We have areas that infants can crawl, touch, and discover new things. Another belief that Montessori implemented within her preschool was to make items assessable to the child. This meant having furniture that was suitable for the children size. Insuring the environment was safely brought down to a child’s level, so the child could take part in activities. Our current classrooms are set up in the same manner. You can see in the classrooms of today small tables and chairs, carpet areas where children can gather, and lower shelves, so that children can retrieve items simply.

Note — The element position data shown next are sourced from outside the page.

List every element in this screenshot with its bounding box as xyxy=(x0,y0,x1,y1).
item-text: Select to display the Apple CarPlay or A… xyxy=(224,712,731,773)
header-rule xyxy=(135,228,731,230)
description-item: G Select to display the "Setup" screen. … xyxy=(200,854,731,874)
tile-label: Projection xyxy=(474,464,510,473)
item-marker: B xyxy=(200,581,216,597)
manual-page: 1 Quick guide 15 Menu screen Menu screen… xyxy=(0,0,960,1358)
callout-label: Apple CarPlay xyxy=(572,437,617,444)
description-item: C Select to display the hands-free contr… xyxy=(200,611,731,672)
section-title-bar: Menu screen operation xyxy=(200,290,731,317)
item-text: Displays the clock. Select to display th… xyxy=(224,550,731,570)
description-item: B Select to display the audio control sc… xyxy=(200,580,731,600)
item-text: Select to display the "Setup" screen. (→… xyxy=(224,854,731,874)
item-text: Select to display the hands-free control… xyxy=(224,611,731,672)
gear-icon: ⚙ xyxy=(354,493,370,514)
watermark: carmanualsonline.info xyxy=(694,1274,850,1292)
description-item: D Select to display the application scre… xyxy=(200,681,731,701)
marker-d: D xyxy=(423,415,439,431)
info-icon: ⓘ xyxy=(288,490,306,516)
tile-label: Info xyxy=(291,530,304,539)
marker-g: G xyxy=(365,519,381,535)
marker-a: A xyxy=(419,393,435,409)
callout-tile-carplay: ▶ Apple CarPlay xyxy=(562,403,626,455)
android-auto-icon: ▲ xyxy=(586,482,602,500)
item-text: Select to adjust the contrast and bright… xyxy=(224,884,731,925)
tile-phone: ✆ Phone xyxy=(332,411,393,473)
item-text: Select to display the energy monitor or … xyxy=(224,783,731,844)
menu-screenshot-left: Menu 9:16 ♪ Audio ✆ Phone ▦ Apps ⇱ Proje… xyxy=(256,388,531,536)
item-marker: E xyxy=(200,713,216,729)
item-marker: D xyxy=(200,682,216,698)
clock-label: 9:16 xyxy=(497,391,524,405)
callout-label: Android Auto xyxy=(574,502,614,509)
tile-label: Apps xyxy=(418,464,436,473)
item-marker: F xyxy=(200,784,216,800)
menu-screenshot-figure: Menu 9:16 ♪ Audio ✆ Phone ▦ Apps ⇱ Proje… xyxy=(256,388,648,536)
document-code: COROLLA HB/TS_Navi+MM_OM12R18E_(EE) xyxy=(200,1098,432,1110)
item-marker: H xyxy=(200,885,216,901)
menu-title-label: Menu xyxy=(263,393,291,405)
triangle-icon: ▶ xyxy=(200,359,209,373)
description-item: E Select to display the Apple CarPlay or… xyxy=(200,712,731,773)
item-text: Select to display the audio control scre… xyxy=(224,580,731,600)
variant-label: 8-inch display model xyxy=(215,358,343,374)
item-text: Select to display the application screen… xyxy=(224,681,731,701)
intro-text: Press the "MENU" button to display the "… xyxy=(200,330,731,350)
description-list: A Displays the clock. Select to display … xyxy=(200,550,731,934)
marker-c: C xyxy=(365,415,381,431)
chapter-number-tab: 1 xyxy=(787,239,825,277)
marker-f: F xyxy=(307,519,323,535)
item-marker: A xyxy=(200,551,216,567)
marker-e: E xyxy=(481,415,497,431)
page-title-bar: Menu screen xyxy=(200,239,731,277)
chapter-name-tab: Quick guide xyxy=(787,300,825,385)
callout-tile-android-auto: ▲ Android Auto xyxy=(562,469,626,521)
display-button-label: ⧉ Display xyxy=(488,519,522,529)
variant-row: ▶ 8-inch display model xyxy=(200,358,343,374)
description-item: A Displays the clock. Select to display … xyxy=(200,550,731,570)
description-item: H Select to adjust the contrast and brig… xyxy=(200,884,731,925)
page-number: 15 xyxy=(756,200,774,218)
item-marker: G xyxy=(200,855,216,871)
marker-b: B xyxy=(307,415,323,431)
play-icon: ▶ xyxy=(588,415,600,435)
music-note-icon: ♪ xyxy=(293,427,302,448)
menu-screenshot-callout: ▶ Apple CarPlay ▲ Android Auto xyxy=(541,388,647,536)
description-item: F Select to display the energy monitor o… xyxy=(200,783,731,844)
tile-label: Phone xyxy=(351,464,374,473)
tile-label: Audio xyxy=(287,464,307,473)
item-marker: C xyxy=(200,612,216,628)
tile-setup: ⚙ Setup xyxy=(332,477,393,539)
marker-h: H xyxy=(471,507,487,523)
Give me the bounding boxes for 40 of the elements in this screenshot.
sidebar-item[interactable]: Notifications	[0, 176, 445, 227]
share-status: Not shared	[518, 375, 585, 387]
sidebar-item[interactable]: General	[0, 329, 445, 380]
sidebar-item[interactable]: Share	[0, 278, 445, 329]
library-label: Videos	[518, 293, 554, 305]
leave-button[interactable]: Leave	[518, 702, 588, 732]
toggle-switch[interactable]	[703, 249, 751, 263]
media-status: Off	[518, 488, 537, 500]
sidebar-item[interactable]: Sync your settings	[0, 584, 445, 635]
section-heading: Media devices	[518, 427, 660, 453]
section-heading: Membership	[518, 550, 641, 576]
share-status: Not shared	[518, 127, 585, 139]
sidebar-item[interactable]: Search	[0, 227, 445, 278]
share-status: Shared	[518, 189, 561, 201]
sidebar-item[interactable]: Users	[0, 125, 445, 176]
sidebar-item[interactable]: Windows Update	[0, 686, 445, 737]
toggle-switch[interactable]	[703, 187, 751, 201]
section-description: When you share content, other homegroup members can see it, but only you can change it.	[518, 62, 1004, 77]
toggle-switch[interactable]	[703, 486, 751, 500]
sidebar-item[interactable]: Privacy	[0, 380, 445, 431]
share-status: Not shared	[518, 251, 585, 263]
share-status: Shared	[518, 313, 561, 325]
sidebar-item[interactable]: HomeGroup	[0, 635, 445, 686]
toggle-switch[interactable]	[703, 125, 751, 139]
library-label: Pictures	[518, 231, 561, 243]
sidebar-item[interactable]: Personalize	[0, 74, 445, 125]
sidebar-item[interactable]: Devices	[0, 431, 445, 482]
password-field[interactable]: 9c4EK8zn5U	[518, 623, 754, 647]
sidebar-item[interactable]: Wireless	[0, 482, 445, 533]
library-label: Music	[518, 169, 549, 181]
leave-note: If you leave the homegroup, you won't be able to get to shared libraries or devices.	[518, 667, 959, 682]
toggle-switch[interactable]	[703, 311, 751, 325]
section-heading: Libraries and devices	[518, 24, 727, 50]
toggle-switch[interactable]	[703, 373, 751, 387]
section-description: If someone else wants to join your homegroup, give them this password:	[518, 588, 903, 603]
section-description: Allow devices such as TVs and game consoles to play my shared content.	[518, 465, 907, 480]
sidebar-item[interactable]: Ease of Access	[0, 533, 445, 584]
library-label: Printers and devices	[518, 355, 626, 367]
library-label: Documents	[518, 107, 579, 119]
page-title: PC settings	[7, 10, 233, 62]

This change in the environment has also lead to the belief that children should have the freedom to choose what they want to learn about. We still demonstrate this today in choice time. Children make their choice of which interest center they will play in, by doing this a child can develop their skills, while developing confidence in themselves to my choices. This is a way of accommodating the child’s needs, and not forcing regimented education upon a child. Montessori also had the belief of training the senses on practical life (Gordon and Browne 14). We see this in interest centers.